Objective: This study was conducted to determine the criteria for unresectability of major peripancreatic vessels in patients with pancreatic carcinoma as revealed by optimally enhanced, pancreatic-phase thin-section helical CT.
Subjects and methods: Twenty-five patients with pancreatic adenocarcinoma who underwent local dissection during curative or palliative surgery also underwent preoperative pancreatic-phase thin-section helical CT (40- to 70-sec delay, 2.5- to 3-mm collimation). Tumor involvement of the portal and superior mesenteric veins and the celiac, hepatic, and superior mesenteric arteries was prospectively graded on a 0-4 scale based on circumferential contiguity of tumor to vessel. Subsequent surgical results were then correlated with the CT grades.

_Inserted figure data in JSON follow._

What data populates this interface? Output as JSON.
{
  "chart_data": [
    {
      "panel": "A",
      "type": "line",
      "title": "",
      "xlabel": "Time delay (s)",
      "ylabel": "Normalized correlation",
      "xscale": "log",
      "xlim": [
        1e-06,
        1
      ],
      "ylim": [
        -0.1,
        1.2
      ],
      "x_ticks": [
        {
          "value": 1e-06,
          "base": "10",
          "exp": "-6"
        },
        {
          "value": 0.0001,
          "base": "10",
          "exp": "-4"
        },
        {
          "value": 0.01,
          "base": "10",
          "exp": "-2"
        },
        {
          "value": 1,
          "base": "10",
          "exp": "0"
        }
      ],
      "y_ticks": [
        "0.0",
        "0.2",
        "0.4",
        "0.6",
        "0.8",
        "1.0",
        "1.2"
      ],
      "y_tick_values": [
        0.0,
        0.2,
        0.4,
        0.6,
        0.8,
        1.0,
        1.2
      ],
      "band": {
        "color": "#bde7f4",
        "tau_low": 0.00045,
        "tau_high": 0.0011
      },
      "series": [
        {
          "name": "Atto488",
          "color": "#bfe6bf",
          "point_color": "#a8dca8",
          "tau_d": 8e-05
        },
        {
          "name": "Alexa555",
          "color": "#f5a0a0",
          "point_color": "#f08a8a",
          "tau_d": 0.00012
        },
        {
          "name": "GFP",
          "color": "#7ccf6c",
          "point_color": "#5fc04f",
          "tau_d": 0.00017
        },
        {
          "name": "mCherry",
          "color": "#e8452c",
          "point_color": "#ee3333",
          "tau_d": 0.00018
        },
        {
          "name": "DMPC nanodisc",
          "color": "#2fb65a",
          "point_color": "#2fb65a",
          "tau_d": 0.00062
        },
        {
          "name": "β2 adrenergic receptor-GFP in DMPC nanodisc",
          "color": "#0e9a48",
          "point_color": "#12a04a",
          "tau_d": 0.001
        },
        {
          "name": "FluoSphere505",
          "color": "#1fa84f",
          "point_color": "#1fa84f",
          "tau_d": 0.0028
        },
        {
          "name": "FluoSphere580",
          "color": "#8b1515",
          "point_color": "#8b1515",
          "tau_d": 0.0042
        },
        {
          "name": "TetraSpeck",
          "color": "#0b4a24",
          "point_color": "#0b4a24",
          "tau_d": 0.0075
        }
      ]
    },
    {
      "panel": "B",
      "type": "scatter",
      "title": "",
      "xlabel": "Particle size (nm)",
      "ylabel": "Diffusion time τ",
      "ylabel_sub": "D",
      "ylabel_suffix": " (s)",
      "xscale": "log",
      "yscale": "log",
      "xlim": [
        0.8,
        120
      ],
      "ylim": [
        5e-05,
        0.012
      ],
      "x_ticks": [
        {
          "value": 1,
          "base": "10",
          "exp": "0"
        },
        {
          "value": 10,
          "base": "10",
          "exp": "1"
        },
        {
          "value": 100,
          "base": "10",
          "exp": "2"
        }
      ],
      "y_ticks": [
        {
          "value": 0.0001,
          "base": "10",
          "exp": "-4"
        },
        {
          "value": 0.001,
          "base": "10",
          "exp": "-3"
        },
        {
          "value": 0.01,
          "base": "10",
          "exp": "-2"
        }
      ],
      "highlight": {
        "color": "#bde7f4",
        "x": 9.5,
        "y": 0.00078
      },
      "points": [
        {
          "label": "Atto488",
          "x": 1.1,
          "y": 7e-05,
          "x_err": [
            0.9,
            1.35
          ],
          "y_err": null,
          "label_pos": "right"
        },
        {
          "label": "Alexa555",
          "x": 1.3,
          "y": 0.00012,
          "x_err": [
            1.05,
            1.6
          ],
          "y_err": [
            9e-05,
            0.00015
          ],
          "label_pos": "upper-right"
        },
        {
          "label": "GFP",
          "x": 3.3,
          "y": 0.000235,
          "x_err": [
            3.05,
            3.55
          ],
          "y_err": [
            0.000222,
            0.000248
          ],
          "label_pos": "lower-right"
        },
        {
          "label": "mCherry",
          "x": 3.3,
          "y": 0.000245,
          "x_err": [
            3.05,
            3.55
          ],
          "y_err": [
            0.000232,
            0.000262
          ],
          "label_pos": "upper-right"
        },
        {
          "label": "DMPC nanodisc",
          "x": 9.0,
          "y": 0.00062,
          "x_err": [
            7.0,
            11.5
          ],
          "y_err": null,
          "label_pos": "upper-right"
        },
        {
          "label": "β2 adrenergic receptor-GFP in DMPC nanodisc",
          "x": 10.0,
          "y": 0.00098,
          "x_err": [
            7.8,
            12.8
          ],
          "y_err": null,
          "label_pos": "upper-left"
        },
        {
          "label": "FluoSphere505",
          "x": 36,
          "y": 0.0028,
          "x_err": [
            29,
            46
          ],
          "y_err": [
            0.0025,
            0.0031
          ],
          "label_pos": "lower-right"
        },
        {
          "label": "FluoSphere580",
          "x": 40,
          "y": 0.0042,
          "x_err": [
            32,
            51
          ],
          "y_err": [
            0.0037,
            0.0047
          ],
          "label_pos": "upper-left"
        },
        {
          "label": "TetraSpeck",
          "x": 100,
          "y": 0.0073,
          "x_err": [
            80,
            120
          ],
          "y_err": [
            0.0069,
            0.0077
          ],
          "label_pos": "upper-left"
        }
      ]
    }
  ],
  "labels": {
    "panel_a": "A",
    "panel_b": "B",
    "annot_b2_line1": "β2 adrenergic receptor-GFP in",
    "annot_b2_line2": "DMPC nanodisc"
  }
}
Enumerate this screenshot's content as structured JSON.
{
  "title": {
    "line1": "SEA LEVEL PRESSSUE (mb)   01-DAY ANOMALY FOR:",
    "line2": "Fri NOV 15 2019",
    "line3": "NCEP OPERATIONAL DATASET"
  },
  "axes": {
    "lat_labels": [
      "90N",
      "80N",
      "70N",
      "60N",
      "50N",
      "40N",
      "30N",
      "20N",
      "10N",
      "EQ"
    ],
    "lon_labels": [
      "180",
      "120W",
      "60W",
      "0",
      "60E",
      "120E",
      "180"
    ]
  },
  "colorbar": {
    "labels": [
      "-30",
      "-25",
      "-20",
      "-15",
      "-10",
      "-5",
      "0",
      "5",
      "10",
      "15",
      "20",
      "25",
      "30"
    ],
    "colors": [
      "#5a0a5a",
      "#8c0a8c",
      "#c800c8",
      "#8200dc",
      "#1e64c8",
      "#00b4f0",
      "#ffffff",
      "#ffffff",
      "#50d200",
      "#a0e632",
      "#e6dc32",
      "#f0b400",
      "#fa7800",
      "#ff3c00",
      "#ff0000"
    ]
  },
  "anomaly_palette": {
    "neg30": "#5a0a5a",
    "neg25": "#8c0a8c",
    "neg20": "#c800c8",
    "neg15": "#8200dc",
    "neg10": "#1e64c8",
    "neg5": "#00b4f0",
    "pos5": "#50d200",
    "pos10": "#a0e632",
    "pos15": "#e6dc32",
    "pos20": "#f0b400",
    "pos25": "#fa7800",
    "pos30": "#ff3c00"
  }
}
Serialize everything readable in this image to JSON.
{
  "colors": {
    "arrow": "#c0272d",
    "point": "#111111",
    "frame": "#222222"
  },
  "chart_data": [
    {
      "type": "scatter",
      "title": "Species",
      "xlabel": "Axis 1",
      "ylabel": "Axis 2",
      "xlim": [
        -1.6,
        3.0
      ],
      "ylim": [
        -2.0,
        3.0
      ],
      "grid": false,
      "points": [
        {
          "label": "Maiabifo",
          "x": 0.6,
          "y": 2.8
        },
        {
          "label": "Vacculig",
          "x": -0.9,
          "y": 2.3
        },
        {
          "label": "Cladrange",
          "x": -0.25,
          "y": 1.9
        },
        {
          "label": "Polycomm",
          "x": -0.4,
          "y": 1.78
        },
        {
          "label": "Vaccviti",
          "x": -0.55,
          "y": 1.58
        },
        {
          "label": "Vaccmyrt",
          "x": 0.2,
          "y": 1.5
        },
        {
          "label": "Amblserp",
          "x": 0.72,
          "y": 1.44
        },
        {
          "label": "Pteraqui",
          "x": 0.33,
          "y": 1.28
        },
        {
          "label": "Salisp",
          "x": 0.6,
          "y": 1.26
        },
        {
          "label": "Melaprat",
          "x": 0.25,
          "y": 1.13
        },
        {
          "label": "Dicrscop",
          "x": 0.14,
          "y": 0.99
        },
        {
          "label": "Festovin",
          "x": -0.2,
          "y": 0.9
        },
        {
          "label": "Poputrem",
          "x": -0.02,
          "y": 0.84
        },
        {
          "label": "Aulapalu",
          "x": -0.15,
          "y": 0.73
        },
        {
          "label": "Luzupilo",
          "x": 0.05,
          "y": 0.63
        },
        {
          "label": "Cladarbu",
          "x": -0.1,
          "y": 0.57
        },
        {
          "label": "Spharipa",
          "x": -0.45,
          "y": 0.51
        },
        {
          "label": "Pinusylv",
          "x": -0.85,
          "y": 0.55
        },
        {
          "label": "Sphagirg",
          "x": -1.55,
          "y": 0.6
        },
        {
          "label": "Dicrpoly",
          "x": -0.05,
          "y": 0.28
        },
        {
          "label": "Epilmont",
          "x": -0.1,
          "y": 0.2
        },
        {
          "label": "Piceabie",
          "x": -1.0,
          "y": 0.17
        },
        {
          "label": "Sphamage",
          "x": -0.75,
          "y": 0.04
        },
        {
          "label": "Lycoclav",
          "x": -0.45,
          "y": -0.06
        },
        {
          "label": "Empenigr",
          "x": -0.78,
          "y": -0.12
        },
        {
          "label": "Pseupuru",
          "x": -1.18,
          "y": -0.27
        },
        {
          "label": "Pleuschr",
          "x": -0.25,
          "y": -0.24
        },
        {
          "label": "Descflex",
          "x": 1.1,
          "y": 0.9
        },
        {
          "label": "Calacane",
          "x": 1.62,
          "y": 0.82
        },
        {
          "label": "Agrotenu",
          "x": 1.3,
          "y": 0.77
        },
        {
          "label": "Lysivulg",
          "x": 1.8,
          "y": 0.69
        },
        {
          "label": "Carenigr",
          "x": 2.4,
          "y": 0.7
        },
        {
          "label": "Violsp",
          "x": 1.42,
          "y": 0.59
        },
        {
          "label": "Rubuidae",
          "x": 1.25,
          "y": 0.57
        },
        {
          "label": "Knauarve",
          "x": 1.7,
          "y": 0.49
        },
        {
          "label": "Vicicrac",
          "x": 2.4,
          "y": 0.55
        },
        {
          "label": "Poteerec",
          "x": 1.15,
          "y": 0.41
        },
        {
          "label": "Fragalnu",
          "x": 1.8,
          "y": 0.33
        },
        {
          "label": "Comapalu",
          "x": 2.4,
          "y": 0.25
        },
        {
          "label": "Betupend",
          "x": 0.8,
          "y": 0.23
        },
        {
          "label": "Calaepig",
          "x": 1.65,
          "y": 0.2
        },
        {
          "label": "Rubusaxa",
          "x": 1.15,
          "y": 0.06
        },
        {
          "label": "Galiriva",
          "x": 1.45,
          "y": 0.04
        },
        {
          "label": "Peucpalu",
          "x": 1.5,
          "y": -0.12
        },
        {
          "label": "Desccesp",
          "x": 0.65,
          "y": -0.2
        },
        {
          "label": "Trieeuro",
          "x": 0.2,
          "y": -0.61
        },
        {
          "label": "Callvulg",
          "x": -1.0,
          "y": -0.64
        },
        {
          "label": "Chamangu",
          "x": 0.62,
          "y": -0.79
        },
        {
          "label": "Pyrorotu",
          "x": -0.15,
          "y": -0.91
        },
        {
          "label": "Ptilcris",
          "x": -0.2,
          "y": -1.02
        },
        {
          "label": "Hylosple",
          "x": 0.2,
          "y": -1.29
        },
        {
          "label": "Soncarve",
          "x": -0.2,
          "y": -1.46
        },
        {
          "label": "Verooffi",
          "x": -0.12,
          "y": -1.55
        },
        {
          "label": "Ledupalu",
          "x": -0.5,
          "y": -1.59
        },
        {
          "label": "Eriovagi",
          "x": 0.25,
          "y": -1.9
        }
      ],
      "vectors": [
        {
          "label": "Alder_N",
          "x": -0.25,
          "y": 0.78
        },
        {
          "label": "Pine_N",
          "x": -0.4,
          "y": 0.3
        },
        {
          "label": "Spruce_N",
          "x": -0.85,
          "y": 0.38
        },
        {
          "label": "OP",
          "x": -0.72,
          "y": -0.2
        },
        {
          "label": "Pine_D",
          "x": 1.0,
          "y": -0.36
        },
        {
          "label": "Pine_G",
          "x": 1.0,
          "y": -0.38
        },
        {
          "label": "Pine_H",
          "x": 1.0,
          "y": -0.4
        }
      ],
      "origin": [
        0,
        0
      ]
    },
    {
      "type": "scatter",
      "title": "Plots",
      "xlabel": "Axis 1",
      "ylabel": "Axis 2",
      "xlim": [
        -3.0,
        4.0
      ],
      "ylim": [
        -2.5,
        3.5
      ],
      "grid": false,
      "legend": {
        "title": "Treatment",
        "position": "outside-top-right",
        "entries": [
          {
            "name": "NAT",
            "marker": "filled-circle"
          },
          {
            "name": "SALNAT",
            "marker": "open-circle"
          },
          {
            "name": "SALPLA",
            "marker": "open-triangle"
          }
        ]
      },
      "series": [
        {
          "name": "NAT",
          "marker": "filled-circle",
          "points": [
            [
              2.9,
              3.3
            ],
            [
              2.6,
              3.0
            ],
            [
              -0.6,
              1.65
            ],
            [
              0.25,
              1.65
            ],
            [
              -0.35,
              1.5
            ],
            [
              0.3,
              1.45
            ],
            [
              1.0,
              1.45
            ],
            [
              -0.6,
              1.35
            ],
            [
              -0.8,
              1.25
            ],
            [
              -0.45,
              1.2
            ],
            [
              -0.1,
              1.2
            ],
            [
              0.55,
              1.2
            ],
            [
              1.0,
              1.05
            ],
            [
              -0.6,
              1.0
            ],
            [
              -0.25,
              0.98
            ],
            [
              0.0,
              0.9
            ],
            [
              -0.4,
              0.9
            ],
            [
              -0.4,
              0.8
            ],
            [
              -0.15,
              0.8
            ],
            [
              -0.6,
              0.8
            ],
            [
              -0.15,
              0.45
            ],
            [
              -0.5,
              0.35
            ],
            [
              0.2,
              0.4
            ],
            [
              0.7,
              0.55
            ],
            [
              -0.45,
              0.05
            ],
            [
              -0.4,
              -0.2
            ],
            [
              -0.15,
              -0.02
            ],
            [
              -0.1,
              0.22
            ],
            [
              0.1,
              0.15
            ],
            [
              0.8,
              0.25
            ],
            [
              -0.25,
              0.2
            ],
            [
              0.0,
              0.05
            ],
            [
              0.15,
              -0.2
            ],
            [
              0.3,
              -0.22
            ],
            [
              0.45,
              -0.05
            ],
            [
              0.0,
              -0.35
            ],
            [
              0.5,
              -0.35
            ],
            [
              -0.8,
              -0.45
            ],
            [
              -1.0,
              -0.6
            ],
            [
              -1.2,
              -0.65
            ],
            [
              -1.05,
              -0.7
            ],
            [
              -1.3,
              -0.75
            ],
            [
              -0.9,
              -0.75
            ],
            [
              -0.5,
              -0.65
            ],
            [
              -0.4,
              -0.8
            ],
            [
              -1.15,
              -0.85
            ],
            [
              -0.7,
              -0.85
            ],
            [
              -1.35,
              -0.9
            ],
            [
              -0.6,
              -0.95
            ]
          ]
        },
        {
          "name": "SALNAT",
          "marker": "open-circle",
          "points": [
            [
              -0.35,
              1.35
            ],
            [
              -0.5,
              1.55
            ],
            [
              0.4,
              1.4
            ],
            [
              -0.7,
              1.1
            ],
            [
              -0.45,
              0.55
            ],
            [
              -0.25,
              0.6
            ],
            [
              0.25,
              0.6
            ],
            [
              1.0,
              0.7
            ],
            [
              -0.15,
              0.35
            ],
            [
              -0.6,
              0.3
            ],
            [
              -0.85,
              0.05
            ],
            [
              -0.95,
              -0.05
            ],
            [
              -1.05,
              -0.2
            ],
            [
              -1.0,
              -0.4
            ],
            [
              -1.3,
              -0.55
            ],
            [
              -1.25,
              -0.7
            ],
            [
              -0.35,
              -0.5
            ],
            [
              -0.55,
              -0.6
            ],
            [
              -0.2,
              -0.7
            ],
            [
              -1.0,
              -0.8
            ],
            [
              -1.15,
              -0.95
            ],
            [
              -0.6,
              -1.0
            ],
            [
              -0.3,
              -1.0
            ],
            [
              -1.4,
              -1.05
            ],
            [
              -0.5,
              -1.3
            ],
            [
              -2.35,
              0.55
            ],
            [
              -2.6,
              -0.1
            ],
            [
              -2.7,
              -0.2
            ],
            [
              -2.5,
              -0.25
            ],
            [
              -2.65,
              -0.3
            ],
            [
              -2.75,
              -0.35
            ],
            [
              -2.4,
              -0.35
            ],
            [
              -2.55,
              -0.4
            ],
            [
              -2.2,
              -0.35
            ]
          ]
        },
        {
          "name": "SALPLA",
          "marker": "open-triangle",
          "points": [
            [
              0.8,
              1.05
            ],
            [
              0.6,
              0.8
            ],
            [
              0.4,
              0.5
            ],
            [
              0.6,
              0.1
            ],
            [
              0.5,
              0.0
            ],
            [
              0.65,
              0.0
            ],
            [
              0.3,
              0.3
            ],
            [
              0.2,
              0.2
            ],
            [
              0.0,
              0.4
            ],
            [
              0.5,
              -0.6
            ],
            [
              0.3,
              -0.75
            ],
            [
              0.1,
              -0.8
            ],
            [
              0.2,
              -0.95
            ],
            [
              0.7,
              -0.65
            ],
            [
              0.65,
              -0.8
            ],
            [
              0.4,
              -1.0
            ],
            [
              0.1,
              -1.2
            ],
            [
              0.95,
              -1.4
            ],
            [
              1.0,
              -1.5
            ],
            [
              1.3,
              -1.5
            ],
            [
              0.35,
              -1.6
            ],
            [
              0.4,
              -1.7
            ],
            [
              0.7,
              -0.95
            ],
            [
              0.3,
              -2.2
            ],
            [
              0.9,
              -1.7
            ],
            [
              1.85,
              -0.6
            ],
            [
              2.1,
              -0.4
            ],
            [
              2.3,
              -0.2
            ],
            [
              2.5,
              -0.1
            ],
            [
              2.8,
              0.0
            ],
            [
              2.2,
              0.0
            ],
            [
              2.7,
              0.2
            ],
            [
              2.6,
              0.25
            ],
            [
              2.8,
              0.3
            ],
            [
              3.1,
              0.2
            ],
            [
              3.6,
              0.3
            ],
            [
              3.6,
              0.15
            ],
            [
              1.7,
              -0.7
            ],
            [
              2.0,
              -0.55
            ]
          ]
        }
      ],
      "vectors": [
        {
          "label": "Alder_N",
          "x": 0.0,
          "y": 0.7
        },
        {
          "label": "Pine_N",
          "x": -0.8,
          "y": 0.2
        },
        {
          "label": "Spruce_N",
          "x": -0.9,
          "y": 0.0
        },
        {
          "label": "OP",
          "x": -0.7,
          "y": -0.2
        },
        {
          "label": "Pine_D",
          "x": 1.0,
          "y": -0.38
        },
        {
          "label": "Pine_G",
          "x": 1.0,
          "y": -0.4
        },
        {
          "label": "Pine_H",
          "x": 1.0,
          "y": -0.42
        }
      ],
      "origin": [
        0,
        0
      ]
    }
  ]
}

Results: At surgery, definitive evaluation was possible for 80 vessels. Forty-eight of 48 vessels graded 0 and three of three vessels graded 1 were resectable. Four of seven vessels graded 2, seven of eight vessels graded 3, and 14 of 14 vessels graded 4 were unresectable. A threshold of between grades 2 and 3, which corresponded to tumor involvement of one-half circumference of the vessel, yielded the lowest number of false-negatives and an acceptable number of false-positives for unresectability. Such a threshold would have yielded a sensitivity of 84%, a specificity of 98%, a positive predictive value of 95%, and a negative predictive value of 93% for unresectability of the vessels studied.
Conclusion: A grading system for tumor involvement of the major vessels in patients with pancreatic adenocarcinoma can be based on the degree of circumferential contiguity of tumor to vessel. Involvement of vessel to tumor that exceeds one-half circumference of the vessel is highly specific for unresectable tumor.